Greetings, you've joined a great crew with tons of experience and wisdom to share. My experience is only 3 years in making, others 30! We've all traveled the path before you. For many the path is long (modern medicine has significantly evolved in the treatment of prostate cancer), for a few not so long - nobody knows why but we all choose to follow the long path.

I'll share a piece of wisdom I gave to a new member on another forum as she stated that it felt like her heart tore in half when they got the diagnosis. This wisdom is outside the medical speak as it's as important in my mind and many others to maintain a happy outlook on life.

"We all cry at first, then we join these support groups and learn how to fight and beat the odds. Then comes the appreciation of every single moment you have together, and the gratitude for so many of the little things that you took for granted. Eventually, it’s like a weight is lifted off your shoulders as there’s plenty of life left to truly live like you haven’t before" - The Wise man that temporarily possessed my mind - keep smiling my friends

Volcanologist profile image
Volcanologist

There is some good advice here on this board. I’m new to this myself, but here is what I would suggest. You need to get a PSMA Pet CT scan, even if you have to travel. It specifically locks in on prostate cancer cells with the isotope that it uses, and will show you if and where prostate cancer cells are located anywhere in your body, including if the lesions that were identified and mentioned to you are prostate cancer lesions. It was approved by the FDA in Dec. 2020, and is slowly becoming more available because the isotope they use is not readily available. You can get it now at UCLA and UCSF medical centers. I would recommend consulting with a prostate oncologist, who doesn’t perform any specfic form of therapy for an objective assesment of situation. I would recomend conferring with Dr. Mark Scholz at Marina Del Ray (Los Angeles) CA, or someone in his firm, Prostate Cancer Specialists. They are on top of newest cutting edge therapies, tried and true therapies, and can help you determine which is you best path from you present condition.

MateoBeach profile image
MateoBeach

As others have said: you cannot say whether or not it might be locally advanced or spread to lymph nodes or distant metastasis without determining this on scans. This is called staging. Otherwise it is guesswork and not acceptable. He needs to have care from a medical oncologist experienced in PC at this time. The typical scans for staging PC have been a bone scan plus a full body CAT scan. These have been largely replaced with the more sensitive and specific PSMA PET scans (such as Pylarify) that are specific for prostate cancer. He should have that before deciding on a treatment plan, though starting ADT would be fine. He needs to know if there is cancer outside of the prostate or not, and where it may be if so. Then he will be in a good position to select the optimal therapy.

RonnyBaby profile image
RonnyBaby

It's a shock to hear the Dx !

You might think you're a dead man walking - a bit of panic at the outset - there's good news and bad news ....

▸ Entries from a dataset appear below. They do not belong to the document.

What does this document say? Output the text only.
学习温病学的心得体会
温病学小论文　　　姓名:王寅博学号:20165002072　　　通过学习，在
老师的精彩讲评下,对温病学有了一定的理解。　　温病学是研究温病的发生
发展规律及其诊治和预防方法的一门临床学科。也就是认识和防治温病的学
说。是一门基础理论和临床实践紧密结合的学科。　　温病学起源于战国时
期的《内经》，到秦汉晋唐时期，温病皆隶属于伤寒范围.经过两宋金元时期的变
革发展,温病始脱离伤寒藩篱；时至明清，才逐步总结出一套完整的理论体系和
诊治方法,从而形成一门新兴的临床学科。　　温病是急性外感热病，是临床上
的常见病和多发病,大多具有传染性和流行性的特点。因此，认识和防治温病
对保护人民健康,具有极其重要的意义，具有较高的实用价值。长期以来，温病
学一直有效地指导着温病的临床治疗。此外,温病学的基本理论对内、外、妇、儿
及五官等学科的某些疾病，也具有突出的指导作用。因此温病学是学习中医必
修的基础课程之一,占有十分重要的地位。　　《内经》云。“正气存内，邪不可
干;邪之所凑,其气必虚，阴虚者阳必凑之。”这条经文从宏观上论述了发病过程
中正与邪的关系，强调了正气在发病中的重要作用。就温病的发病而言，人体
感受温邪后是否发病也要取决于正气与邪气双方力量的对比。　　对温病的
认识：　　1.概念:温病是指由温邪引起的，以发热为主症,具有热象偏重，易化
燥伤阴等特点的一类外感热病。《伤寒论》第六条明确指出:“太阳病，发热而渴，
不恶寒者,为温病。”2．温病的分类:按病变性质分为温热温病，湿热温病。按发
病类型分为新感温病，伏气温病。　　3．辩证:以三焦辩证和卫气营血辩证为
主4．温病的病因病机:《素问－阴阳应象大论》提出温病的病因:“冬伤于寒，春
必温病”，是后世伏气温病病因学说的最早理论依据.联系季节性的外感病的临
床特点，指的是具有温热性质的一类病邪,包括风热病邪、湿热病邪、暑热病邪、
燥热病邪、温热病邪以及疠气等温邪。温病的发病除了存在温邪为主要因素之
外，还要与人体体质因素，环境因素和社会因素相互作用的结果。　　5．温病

In order to combat the bad news, you need some education about what you're facing while accessing competent medical professionals to guide you.

In addition, no two cancer cases are identical - although there may be some / several similarities.

Making predictions at this point in time (often MOST of the time) is a fools-game and accomplishes little to nothing.

Then there's the good news - advanced / aggressive does NOT mean a death sentence !

In 2016, I had a similar (actually worse) Dx - G9 and an elevated PSA in the 3 digits.

I was 'node' (lymph) positive, meaning it had escaped the 'capsule' and spread regionally.

The actual Dx at the time was T3b.

You will need an oncologist (you've graduated from a urologist), several scans to establish some baselines, complete bloodwork and a battle plan moving forward.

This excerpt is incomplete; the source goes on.